The Power of Purple
There aren’t many people who have heard of anthocyanins, but dieticians and nutritionists have, because these colorful compounds are abundant in many of the fruits and vegetables we eat. As the term “cyan” suggests, we’re talking here about colors mostly in the blue and purple bands of the rainbow, the kind you see in black currants and blueberries, grapes, plums, purple cabbage and blue corn, and much else. Without these pigments not only fruits and vegetables, but flowers and foliage would lack essential protection from the damaging effects of sunlight.
But anthocyanins aren’t just a source protective color in violets and autumn leaves. In countless tests, anthocyanins have been proven to be effective anti-oxidants, anti-inflammatories, and even antitumor and anti-neurodegenerative agents.¹ This is one of the reasons fruits and vegetables rich in anthocyanins are so highly recommended by dieticians, and often cited as lacking in our daily diets.

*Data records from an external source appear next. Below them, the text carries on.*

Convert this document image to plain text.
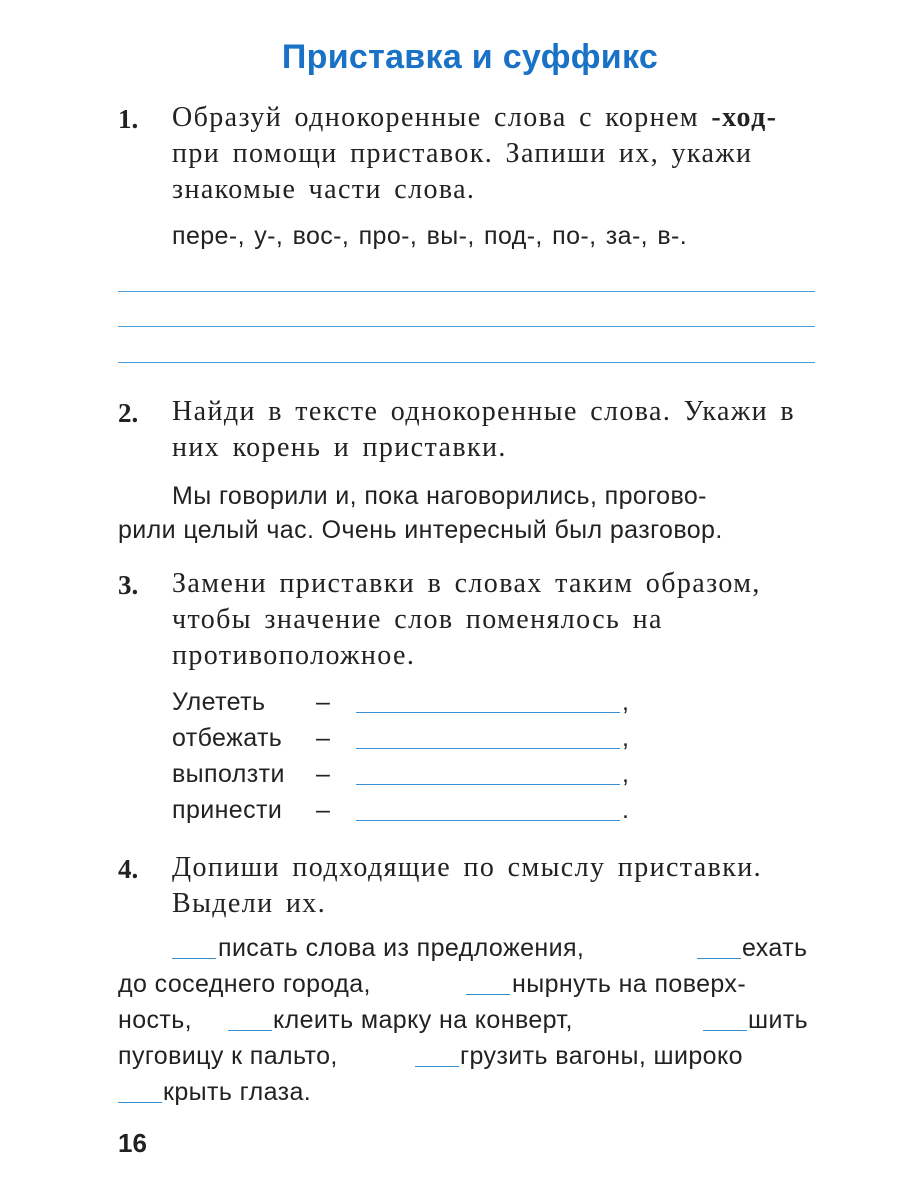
Приставка и суффикс
1. Образуй однокоренные слова с корнем -ход- при помощи приставок. Запиши их, укажи знакомые части слова.
пере-, у-, вос-, про-, вы-, под-, по-, за-, в-.
2. Найди в тексте однокоренные слова. Укажи в них корень и приставки.
Мы говорили и, пока наговорились, прогово-
рили целый час. Очень интересный был разговор.
3. Замени приставки в словах таким образом, чтобы значение слов поменялось на противоположное.
Улететь –	,
отбежать –	,
выползти –	,
принести –	.
4. Допиши подходящие по смыслу приставки. Выдели их.
писать слова из предложения,	ехать
до соседнего города,	нырнуть на поверх-
ность,	клеить марку на конверт,	шить
пуговицу к пальто,	грузить вагоны, широко
крыть глаза.
16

But there is a problem with the proof mentioned above. The tests performed on anthocyanins have necessarily occurred in vitro, that is to say, in glass, i.e. test tubes, lab beakers and petri dishes. Meanwhile, we still do not know how these secondary metabolites are processed in the digestive system, transported into the bloodstream, and absorbed into the cells of the human body. Scientists who have proven the effectiveness of these compounds in fighting cancer in test tubes will tell you that this is not the same as explaining how they work in the human body.
At this level, it turns out that much nutritional science is still theory and guesswork. While many naysayers insist that anthocyanins, and similar micronutrients, are destroyed in the acidic juices of the digestive system, there are researchers who insist that there must be ways that compounds like anthocyanins enter the body, where they are not just beneficial, but essential to our health.